Los usuarios del AVE entre Zamora y Madrid han exigido este viernes, con un escrito que han entregado en la Subdelegación del Gobierno, la puesta en marcha de un servicio madrugador que deje a los viajeros de la ciudad en la capital de España entre las 7.30 y las 8.15 horas de la mañana. La intención es que el documento llegue al Ministerio de Transportes y Movilidad Sostenible para que, finalmente, Renfe dé una solución a las personas que pretenden utilizar el tren para seguir viviendo en la provincia que más se despuebla de España.
El documento firmado por la asociación de usuarios de tren de Zamora recuerda que, en estos momentos, la ciudad no dispone de un servicio ferroviario que permita la llegada a Madrid en un horario compatible con el inicio ordinario de la jornada laboral. Los afectados explican que esa situación supone una «excepción» dentro de las capitales de provincia que se encuentran a una distancia inferior a hora y media de viaje de la gran urbe española y que se encuentran en la red AVE.
Por eso, y ante la demanda que existe, los usuarios reclaman el madrugador en aras de favorecer la movilidad diaria, la fijación de población, la cohesión territorial y la reducción del uso del vehículo privado. La idea es que ese servicio sea protegido bajo la Obligación de Servicio Público (OSP), «con el fin de garantizar su estabilidad, permanencia y continuidad en el tiempo».
En paralelo a esa petición, los usuarios han incluido un punto en el documento para protestar por los «reiterados retrasos» del tren más temprano que existe ahora mismo, que debería llegar a Madrid unos minutos antes de las nueve de la mañana, pero que, en las últimas semanas, está sufriendo demoras de hasta 40 y 50 minutos. «El retraso medio prácticamente quintuplica el del resto de líneas, lo que supone un perjuicio continuado», lamentan los miembros del colectivo firmante.
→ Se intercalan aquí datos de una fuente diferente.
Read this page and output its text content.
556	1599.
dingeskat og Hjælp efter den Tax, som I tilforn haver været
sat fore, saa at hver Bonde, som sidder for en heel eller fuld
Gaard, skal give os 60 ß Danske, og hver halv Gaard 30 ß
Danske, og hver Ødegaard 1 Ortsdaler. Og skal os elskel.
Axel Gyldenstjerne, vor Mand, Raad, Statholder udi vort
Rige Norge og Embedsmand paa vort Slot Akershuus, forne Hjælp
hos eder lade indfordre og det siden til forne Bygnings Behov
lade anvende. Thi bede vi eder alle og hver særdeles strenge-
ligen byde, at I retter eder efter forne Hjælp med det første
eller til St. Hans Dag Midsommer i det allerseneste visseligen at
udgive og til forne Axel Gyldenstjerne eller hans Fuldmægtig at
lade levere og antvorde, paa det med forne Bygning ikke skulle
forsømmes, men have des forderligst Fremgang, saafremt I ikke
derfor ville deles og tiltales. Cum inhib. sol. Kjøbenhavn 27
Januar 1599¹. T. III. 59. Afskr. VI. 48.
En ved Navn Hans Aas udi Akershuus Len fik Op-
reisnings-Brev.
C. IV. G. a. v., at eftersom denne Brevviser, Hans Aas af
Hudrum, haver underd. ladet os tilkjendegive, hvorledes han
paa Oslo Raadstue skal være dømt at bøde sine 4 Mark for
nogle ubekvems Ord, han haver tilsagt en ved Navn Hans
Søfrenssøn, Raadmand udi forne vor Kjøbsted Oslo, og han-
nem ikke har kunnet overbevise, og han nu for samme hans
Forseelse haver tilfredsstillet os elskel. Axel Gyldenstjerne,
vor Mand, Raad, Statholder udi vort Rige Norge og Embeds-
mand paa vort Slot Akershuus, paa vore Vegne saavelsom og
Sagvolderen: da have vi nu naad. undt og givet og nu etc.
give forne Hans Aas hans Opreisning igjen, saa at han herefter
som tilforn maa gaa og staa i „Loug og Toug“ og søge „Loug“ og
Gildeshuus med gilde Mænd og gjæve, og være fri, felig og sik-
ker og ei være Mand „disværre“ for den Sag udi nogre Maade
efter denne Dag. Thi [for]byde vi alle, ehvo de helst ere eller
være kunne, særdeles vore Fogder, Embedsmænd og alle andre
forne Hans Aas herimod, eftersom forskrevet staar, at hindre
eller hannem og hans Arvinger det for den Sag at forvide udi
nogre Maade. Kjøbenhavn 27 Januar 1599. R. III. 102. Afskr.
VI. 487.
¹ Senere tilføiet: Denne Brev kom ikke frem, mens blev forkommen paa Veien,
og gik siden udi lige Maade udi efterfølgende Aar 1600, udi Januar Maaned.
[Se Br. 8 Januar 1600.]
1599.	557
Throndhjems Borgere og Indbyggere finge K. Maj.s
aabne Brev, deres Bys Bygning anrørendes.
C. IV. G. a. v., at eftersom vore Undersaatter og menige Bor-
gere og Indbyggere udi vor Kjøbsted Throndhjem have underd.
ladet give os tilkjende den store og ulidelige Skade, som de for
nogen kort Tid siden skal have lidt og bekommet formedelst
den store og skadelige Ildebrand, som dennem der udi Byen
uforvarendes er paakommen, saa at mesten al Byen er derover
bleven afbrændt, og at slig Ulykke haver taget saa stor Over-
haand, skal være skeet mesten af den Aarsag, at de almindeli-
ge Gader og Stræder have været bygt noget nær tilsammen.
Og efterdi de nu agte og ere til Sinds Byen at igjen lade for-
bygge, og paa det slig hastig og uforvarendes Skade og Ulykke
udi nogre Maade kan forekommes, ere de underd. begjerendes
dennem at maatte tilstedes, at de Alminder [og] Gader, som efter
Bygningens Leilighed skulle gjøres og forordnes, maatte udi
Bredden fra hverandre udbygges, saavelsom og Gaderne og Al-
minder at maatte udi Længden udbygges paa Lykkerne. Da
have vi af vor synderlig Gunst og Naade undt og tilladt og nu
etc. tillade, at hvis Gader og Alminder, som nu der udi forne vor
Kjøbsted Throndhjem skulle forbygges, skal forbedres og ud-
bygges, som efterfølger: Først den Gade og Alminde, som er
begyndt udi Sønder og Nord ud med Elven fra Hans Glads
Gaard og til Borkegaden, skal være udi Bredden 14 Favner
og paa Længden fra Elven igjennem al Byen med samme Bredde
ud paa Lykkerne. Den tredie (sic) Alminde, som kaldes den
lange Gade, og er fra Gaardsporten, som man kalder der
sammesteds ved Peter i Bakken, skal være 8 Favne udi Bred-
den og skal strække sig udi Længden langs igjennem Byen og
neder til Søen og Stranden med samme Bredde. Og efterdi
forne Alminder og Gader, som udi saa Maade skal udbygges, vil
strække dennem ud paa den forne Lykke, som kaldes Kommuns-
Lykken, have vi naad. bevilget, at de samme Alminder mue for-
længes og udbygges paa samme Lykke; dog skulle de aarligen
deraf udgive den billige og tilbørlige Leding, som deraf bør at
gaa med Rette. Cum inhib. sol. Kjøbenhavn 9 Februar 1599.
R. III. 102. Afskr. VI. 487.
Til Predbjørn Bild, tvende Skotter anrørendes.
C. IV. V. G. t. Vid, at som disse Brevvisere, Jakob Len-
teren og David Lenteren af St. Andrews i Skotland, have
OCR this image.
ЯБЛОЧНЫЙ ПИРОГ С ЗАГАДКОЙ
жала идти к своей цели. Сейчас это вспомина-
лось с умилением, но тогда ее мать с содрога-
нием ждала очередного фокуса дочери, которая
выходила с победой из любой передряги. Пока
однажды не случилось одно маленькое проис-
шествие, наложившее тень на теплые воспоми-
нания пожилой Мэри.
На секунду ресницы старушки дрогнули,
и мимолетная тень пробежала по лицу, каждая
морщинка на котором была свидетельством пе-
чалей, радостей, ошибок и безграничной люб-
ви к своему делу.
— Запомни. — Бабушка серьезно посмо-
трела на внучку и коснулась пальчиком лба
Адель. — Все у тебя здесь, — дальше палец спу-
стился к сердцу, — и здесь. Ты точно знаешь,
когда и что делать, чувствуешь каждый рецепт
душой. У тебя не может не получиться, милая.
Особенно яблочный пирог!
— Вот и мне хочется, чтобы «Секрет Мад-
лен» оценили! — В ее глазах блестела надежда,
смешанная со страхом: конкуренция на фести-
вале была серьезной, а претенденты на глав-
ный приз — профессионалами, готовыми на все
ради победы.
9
Para los usuarios, se hace necesario determinar las causas estructurales de esta situación y establecer las medidas correctoras oportunas. También entienden los afectados que la ejecución del desdoblamiento de la vía entre Zamora y Medina del Campo desahogaría la situación y «contribuiría de forma decisiva al desarrollo logístico y empresarial del entorno».
Los casos particulares
Más allá de la situación general, los afectados que han acudido este viernes a la Subdelegación tienen sus propias casuísticas personales unidas por un nexo común: todos ven peligrar su continuidad en Zamora con el trabajo en Madrid si no se interviene pronto. Tal es el caso de Alfonsi Melero, que lleva año y medio como trabajadora pública en la capital de España mientras reside en la provincia: «No vivimos tranquilos porque la llegada es cada vez más tarde», asegura.
Melero transmite una cierta frustración ante un panorama personal que, aún así, no es de los más complejos. Ella tiene flexibilidad horaria y teletrabaja tres días. El problema viene en los otros dos, incluso con el margen que le ofrecen sus circunstancias: «Todo tiene un límite y tememos alguna consecuencia», asevera la mujer.
Por su parte, el presidente de la asociación, José Ramón Andrés, destaca la acumulación de problemas, las dificultades para llegar a reuniones y el escenario «inviable» que se va dibujando para los usuarios. El representante del colectivo apunta, además, que la llegada posterior a las nueve hace que los viajeros se encuentren con menos frecuencias del Cercanías, lo que demora aún más la llegada a sus puestos de trabajo.